Nel 1307 la riunione di Ripalta dell'abate di Casanova con il decano Mattiotto, è vero, ha tutta l'aria di una iniziativa clandestina. In questo anno è ancora cancelliere della corte angioina Giacomo Dueze, vescovo di Frejus, poi Giovanni XXII. Nel 1310 passa ad Avignone e gli succede a Napoli, quale nunzio apostolico, Guglielmo di Balaeto, arcidiacono di Frejus. In un mese imprecisato, ma sempre prima del giugno dello stesso anno i due abati di Casanova e di S. Giovanni avanzano di concerto una petizione ufficiale al papa per l'unione dei due monasteri. Inoltre, il 15 giugno 1310 Clemente V ordina a Consiglio arcivescovo di Conza e a Giovanni vescovo di Civitate di indagare circa la petizione presentata dai due abati. Nella relazione inviata al papa, il vescovo di Civitate dice di essersi recato a Manfredonia 1'8 settembre del 1310 per interrogare ‘alcune persone degne di fede’ circa lo stato del monastero.
Infine per le implicazioni pubbliche, con la comunicazione al re e ai vassalli, la bolla clementina del 1311 non doveva essere ignorata dai due alti prelati ad Avignone e a Napoli.

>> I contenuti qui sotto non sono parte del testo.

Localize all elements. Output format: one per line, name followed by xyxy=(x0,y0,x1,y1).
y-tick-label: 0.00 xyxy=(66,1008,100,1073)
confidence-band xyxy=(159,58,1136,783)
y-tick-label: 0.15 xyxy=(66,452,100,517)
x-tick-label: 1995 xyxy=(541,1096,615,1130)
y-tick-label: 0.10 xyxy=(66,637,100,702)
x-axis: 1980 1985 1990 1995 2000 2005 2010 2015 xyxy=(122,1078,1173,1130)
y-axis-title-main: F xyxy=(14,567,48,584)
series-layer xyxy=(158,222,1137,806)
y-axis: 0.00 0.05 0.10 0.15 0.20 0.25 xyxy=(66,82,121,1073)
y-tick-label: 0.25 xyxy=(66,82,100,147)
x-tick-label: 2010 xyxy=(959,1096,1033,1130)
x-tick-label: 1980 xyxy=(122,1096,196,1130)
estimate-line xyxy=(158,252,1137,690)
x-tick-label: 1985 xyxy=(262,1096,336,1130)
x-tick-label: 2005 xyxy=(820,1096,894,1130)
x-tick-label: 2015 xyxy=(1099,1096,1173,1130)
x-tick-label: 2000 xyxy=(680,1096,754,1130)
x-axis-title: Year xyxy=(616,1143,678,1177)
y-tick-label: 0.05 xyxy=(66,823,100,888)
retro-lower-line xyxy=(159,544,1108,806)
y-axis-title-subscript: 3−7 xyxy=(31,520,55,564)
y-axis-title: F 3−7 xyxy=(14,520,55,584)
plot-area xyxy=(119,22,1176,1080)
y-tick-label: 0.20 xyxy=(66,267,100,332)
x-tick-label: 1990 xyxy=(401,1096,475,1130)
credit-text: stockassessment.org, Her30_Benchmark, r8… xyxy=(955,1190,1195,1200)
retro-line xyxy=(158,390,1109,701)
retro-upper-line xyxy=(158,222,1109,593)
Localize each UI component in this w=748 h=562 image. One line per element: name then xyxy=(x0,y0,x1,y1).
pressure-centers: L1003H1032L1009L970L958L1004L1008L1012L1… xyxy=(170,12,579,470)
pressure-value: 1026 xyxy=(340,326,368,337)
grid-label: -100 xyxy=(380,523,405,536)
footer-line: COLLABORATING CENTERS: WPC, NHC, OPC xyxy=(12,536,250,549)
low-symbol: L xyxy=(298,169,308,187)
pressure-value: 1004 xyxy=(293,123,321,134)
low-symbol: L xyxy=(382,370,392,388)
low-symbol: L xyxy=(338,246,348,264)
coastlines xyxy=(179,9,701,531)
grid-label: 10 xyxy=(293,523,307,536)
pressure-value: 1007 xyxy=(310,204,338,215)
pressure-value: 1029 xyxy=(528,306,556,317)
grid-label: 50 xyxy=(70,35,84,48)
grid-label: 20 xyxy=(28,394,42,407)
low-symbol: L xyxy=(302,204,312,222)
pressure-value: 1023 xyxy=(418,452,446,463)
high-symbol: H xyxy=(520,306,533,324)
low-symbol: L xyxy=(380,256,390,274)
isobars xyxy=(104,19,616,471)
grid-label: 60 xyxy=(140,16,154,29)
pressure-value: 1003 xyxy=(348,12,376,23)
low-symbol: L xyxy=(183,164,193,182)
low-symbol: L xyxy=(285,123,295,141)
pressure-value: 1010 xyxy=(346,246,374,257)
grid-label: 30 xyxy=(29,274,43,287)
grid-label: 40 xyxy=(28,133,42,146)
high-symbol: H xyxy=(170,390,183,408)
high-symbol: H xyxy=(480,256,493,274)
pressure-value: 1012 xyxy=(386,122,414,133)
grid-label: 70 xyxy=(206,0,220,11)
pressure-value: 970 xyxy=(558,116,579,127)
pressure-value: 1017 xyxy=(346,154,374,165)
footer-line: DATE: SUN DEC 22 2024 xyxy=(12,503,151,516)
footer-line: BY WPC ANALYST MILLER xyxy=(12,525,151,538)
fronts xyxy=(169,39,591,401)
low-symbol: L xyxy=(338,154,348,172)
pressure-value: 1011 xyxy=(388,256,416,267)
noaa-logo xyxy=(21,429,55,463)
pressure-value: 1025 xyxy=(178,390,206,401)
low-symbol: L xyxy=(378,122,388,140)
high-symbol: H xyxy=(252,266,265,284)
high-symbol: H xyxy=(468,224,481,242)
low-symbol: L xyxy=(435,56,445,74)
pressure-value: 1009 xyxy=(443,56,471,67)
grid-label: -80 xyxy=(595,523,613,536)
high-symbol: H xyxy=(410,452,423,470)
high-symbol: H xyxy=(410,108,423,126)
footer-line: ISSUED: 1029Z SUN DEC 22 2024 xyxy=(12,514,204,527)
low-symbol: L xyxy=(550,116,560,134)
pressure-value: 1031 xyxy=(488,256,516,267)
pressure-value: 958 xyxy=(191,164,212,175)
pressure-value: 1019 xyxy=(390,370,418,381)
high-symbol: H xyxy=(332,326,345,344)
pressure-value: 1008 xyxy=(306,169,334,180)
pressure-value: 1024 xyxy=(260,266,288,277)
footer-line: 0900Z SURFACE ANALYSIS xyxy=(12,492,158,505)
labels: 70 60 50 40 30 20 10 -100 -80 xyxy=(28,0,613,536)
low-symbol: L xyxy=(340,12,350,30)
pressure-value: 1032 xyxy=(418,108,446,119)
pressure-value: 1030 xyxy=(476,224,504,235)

Il rumore, anche per quei tempi, di una badia occupata ‘cum magna multitudinem hominum armatorum’ (d. 55) non poteva sfuggire al nunzio Guglielmo, come egli stesso dirà nelle sue contestazioni del 1320 all'abate di Casanova.
Tutto questo però non esclude la intraprendenza aggressiva dei cistercensi, già audacemente incalzanti dal 1307.
Conclusione: le oscure manovre, con la complicità del decano Mattiotto, potevano essere ignorate, ma non gli atti ufficiali di un papa al cui servizio erano i due prelati.